Ivy saw a homeless man, Kurt, waiting near the train station and invited him to lunch. After hearing his story, she offered to buy him a ticket back home. Years later, she cried outside a hospital when a man approached her and said everything would be alright. Ivy looked up and saw Kurt, and it made her smile.“Let me buy you lunch and a warm cup of coffee. My friend’s train ride was delayed for five hours. I don’t want to go back home, and I hate eating alone,” Ivy told a homeless man she saw right outside the Cold Springs train station in New York. She had been waiting for her friend to arrive from Poughkeepsie, but the weather had delayed everything.
Ivy started walking around the station, not knowing what to do, when she spotted the man in tattered clothes sitting on a bench. She decided to offer him a meal, and it would distract her from the long wait. The man looked up at her in shock and nodded his head rapidly. He said that his name was Kurt and started walking.
“Let’s go to Bubby’s. It’s got great pancakes and burgers,” Ivy suggested with a smile and started walking. The man followed right beside her with his hands in his pockets to ward off the cold. They arrived at the diner, settled down, and ordered quickly. Ivy started some small talk, but then she asked Kurt about his life.
“It’s a long story,” Kurt began with a sigh. “But the short version is that I came to this town to find a better job. My parents didn’t want me to come here. We had a huge fight before I left. I yelled and told them I would never be back.”
“Well, we’ve all had that kind of fight with our parents. How old are you? You look my age now that I can see without a hat,” Ivy wondered, sipping a bit of her coffee that the waitress brought.
Kurt sipped from his cup too and continued. “I’m 25.”
“I’m 24. That’s great. We can talk comfortably,” she added, smiling brightly at the stranger.
“Wow, you’re nice. People normally ignore anyone in need on the streets, especially here in New York. It’s brutal,” Kurt stated, pursing his lips.
“That’s true. But most people are ice cold to everyone around them. Anyway, how did you end up homeless? You came here to work,” Ivy questioned, getting the conversation back on track.
“Ah, yes. I came here years ago to work, and I started, but my friend who offered me the job deceived me. He didn’t pay me and stole everything I had just bought for my apartment here, even my social security card.

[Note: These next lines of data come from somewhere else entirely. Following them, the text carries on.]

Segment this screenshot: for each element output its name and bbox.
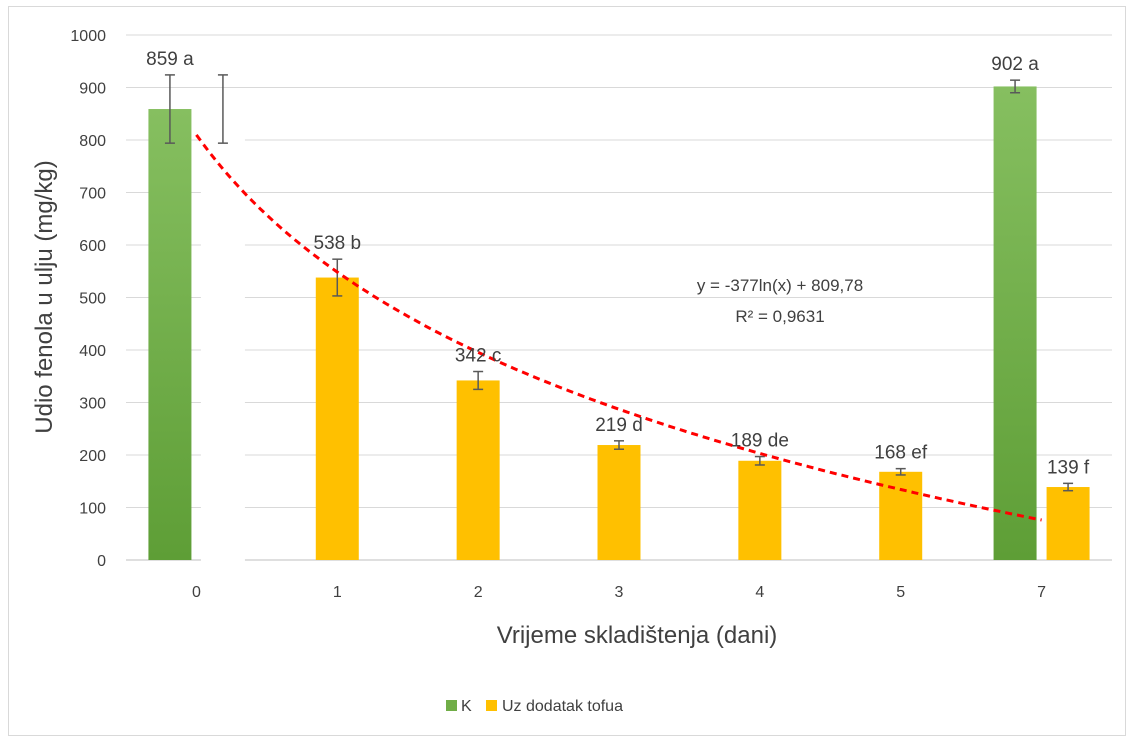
data-label: 219 d: [595, 415, 643, 436]
y-tick-label: 300: [79, 396, 106, 413]
bars: [148, 86, 1090, 561]
x-tick-label: 4: [755, 584, 764, 601]
y-axis-title: Udio fenola u ulju (mg/kg): [31, 160, 58, 433]
x-tick-label: 1: [333, 584, 342, 601]
data-label: 859 a: [146, 49, 194, 70]
trendline-equation: y = -377ln(x) + 809,78: [697, 276, 863, 295]
x-tick-label: 0: [192, 584, 201, 601]
data-label: 538 b: [314, 233, 362, 254]
x-tick-labels: 0 1 2 3 4 5 7: [192, 584, 1046, 601]
y-tick-label: 800: [79, 133, 106, 150]
trendline-r2: R² = 0,9631: [735, 307, 824, 326]
bar-tofu: [738, 460, 782, 560]
y-tick-labels: 0 100 200 300 400 500 600 700 800 900 1000: [70, 28, 106, 570]
x-axis-title: Vrijeme skladištenja (dani): [497, 622, 778, 649]
legend-swatch-k: [446, 700, 457, 711]
x-tick-label: 7: [1037, 584, 1046, 601]
y-tick-label: 900: [79, 81, 106, 98]
y-tick-label: 700: [79, 186, 106, 203]
trendline: [195, 134, 1042, 522]
data-label: 342 c: [455, 346, 501, 367]
data-label: 139 f: [1047, 457, 1090, 478]
bar-tofu: [597, 445, 641, 560]
y-tick-label: 200: [79, 448, 106, 465]
x-tick-label: 5: [896, 584, 905, 601]
error-bars: [164, 74, 1074, 492]
bar-tofu: [1046, 487, 1090, 560]
y-tick-label: 0: [97, 553, 106, 570]
x-tick-label: 2: [474, 584, 483, 601]
y-tick-label: 600: [79, 238, 106, 255]
chart-frame: [8, 6, 1126, 736]
legend-label-tofu: Uz dodatak tofua: [502, 698, 623, 715]
data-labels: 859 a 538 b 342 c 219 d 189 de 168 ef 902 a 139…: [146, 49, 1090, 478]
legend-swatch-tofu: [486, 700, 497, 711]
gridlines: [126, 34, 1112, 561]
trendline-group: [195, 134, 1042, 522]
legend-label-k: K: [461, 698, 472, 715]
y-tick-label: 100: [79, 501, 106, 518]
x-tick-label: 3: [615, 584, 624, 601]
bar-tofu: [315, 277, 359, 560]
bar-k: [148, 109, 192, 561]
y-tick-label: 500: [79, 291, 106, 308]
legend: K Uz dodatak tofua: [446, 698, 623, 715]
data-label: 902 a: [991, 54, 1039, 75]
bar-tofu: [879, 471, 923, 560]
bar-k: [993, 86, 1037, 560]
y-tick-label: 1000: [70, 28, 106, 45]
bar-tofu: [200, 108, 245, 561]
y-tick-label: 400: [79, 343, 106, 360]
bar-tofu: [456, 380, 500, 560]
data-label: 189 de: [731, 431, 789, 452]
data-label: 168 ef: [874, 443, 928, 464]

The fight with my parents was so big that I didn’t want to go back. Then I met other people who were even worse. I got into big trouble and lost everything,” Kurt explained with a shrug.
Their food had arrived, and both of them started eating. Kurt went through his burger quickly, like he hadn’t eaten in days, but Ivy was chewing more slowly. “But you could still go back to your parents,” Ivy suggested, cutting a piece of her pancake and putting the fork in her mouth.
“I can’t do it,” Kurt mumbled while chewing.
Ivy put her fork down and pursed her lips in thought. “I’ll make you a deal. I’ll buy you a ticket back home. Go! Make up with your parents because we all have to admit when we need help,” she advised.
“What do you get in return?” Kurt asked, frowning.
“I don’t know,” Ivy began, crossing her arms on the table. “I think it’s because Christmas is coming, I want to do my final good deed of the year. Go home, Kurt. Maybe, one day in the future, you’ll pay me back in some form.”
After eating, Kurt accepted her deal, and she bought him a ticket back to Milford, Delaware. They talked for hours at the train station until Ivy’s friend arrived. She waved goodbye at Kurt, who still had to wait a few hours. But on her way back home, she prayed he would get on that train.
Six years later…
Ivy ran through the doors of the hospital and breathed that icy Cold Spring air as she tried to calm down. But the tears started flowing and wouldn’t stop, so she rested her back on the wall and slowly bent down until she could cry on her knees. Her heart was breaking because her mother was diagnosed with a complicated disease, and they didn’t have the money to pay for her treatment.
Her family went through a seriously rough patch over the past year. Her father died during the pandemic, and the medical costs were astronomical. Her mother had always been a stay-at-home parent, and Ivy had been responsible for everything. She still had not paid her late dad’s debt, and now her mother was sick.
But aside from the money, she might now lose her mother. “It’s not fair!” she wailed quietly, still resting her forehead on her knees. “I can’t do this… I can’t do this….”
“What can’t you do?” a man’s voice asked.
Ivy didn’t have the strength to look up. “I can’t pay for my mother’s treatment. She’s going to die, and I can’t do anything about it. I swear… this country doesn’t care… the doctors don’t care…” she answered, lifting her head a bit and placing a hand on her forehead.
She saw the shadow of a man moving, and he seemed to be trying to look at her face. Ivy wanted to cover herself because she was probably red, bloated, and snot might be coming out of her mouth. But she didn’t.
“I’ll think it’ll work out, Ivy,” the man said surprisingly. Ivy looked up, focused on the man’s face, and narrowed her eyes. Suddenly, her brain connected the dots. It was Kurt. But he looked completely different from what she remembered. He was in a fancy suit and was smiling back at her confidently.